Project Summary The COVID-19 pandemic continues to grow at an exponential pace around the globe threatening health systems and the world economy. In the 9 months since the novel SARS-CoV-2 virus was identified as the cause of the life-threatening disease COVID-19, there have been over 20.6 million confirmed cases and over 750,000 deaths globally. With few options for treatment and no vaccine, the immediate outlook remains grim. Even in less severe cases, illness can be prolonged, recovery slow with long term consequences, such as immunity to re-infection and chronic complications remain largely unknown. Convalescent plasma from recovered individuals is being increasingly used as a stopgap treatment to mitigate disease morbidity and mortality and slow the spread of SARS-CoV-2 infection. Although COVID-19 convalescent plasma appears to be well-tolerated and there is general enthusiasm for the treatment, randomized clinical trials will be required to determine efficacy not to mention optimum delivery. Surprisingly, convalescent plasma therapy (CPT) has been used historically for the treatment and prevention of numerous infectious diseases, but the mechanisms of action are not fully understood. Likewise, the effects of CPT on the host immune response to the specific pathogen are not well defined. The primary goal of this application is to identify cellular and molecular immune signatures that predict COVID-19 outcomes and clinical response to therapy. We propose to leverage samples from ongoing convalescent plasma clinical trials at Johns Hopkins to link CPT-induced immune signatures with clinical outcomes. We will utilize a unique pipeline of advanced flow cytometry, single cell next generation sequencing and antibody profiling to provide a focused map charting the effects of CPT on SARS-CoV-2- specific T cells and antibody. We will determine the COVID-19 antibody profile and neutralization capacity in convalescent donors and define how CPT subsequently shapes the COVID-19 antibody profile at epitope resolution in recipients. These exploratory studies will provide a basis for identifying disease-associated immune signatures with prognostic and/or predictive value which is a critical step in identifying targets for intervention and correlates of protection.

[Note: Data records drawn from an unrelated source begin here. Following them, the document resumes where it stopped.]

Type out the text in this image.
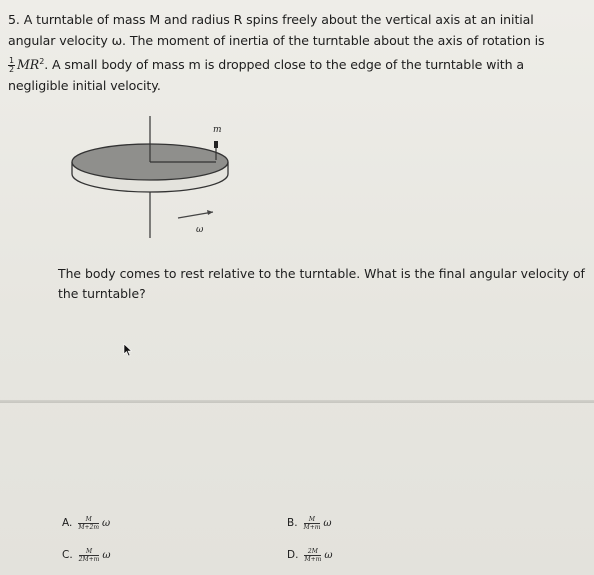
5. A turntable of mass M and radius R spins freely about the vertical axis at an initial
angular velocity ω. The moment of inertia of the turntable about the axis of rotation is
$\frac{1}{2} MR^2$. A small body of mass m is dropped close to the edge of the turntable with a
negligible initial velocity.
m
ω
The body comes to rest relative to the turntable. What is the final angular velocity of
the turntable?
A. $\frac{M}{M+2m}$ ω	B. $\frac{M}{M+m}$ ω
C. $\frac{M}{2M+m}$ ω	D. $\frac{2M}{M+m}$ ω
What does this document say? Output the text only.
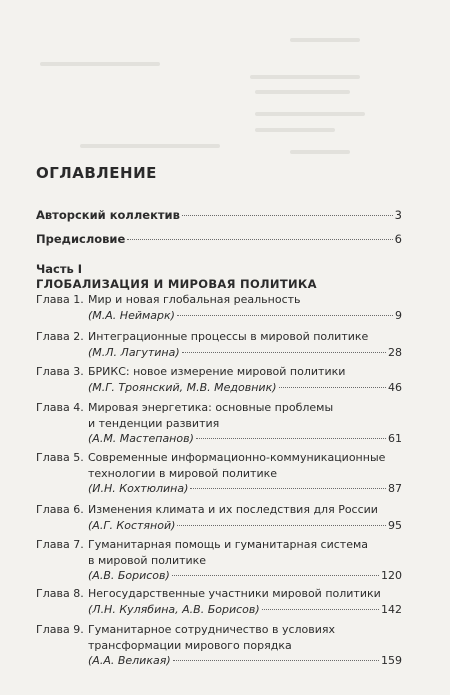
ОГЛАВЛЕНИЕ
Авторский коллектив	3
Предисловие	6
Часть I
ГЛОБАЛИЗАЦИЯ И МИРОВАЯ ПОЛИТИКА
Глава 1. Мир и новая глобальная реальность
(М.А. Неймарк)	9
Глава 2. Интеграционные процессы в мировой политике
(М.Л. Лагутина)	28
Глава 3. БРИКС: новое измерение мировой политики
(М.Г. Троянский, М.В. Медовник)	46
Глава 4. Мировая энергетика: основные проблемы
и тенденции развития
(А.М. Мастепанов)	61
Глава 5. Современные информационно-коммуникационные
технологии в мировой политике
(И.Н. Кохтюлина)	87
Глава 6. Изменения климата и их последствия для России
(А.Г. Костяной)	95
Глава 7. Гуманитарная помощь и гуманитарная система
в мировой политике
(А.В. Борисов)	120
Глава 8. Негосударственные участники мировой политики
(Л.Н. Кулябина, А.В. Борисов)	142
Глава 9. Гуманитарное сотрудничество в условиях
трансформации мирового порядка
(А.А. Великая)	159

项目摘要 COVID-19大流行继续在地球仪各地呈指数级增长，威胁着健康 系统和世界经济。在新的SARS-CoV-2病毒被确定为 由于威胁生命的疾病COVID-19，已有超过2060万例确诊病例， 全球75万人死亡。由于治疗选择很少，也没有疫苗，近期前景仍然严峻。 即使在不太严重的情况下，疾病也可能延长，恢复缓慢，并产生长期后果，例如 对再感染和慢性并发症的免疫力仍然很不清楚。恢复期血浆来自 康复者越来越多地被用作缓解疾病发病率的权宜之计， 降低死亡率并减缓SARS-CoV-2感染的传播。尽管COVID-19恢复期血浆似乎 耐受性良好，并且对治疗有普遍的热情，需要进行随机临床试验， 确定疗效，更不用说最佳输送。令人惊讶的是，恢复期血浆疗法（CPT） 在历史上被用于治疗和预防许多传染病，但其机制 的行动没有完全理解。同样地，CPT对宿主对特异性抗体的免疫应答的影响也被证实。 病原体没有很好的定义。本申请的主要目标是鉴定细胞和分子免疫 预测COVID-19结果和治疗临床反应的特征。我们建议利用样本 从约翰霍普金斯正在进行的恢复期血浆临床试验中， 临床结果。我们将利用先进的流式细胞术，单细胞下一代， 测序和抗体分析，以提供一个重点地图绘制的影响CPT对SARS-CoV-2- 特异性T细胞和抗体。我们将确定COVID-19抗体谱和中和能力， 恢复期供体，并定义CPT随后如何在表位处塑造COVID-19抗体谱 在收件人的决议。这些探索性研究将为识别疾病相关性 具有预后和/或预测价值的免疫特征，其是鉴定用于治疗的靶的关键步骤。 干预和保护的相关因素。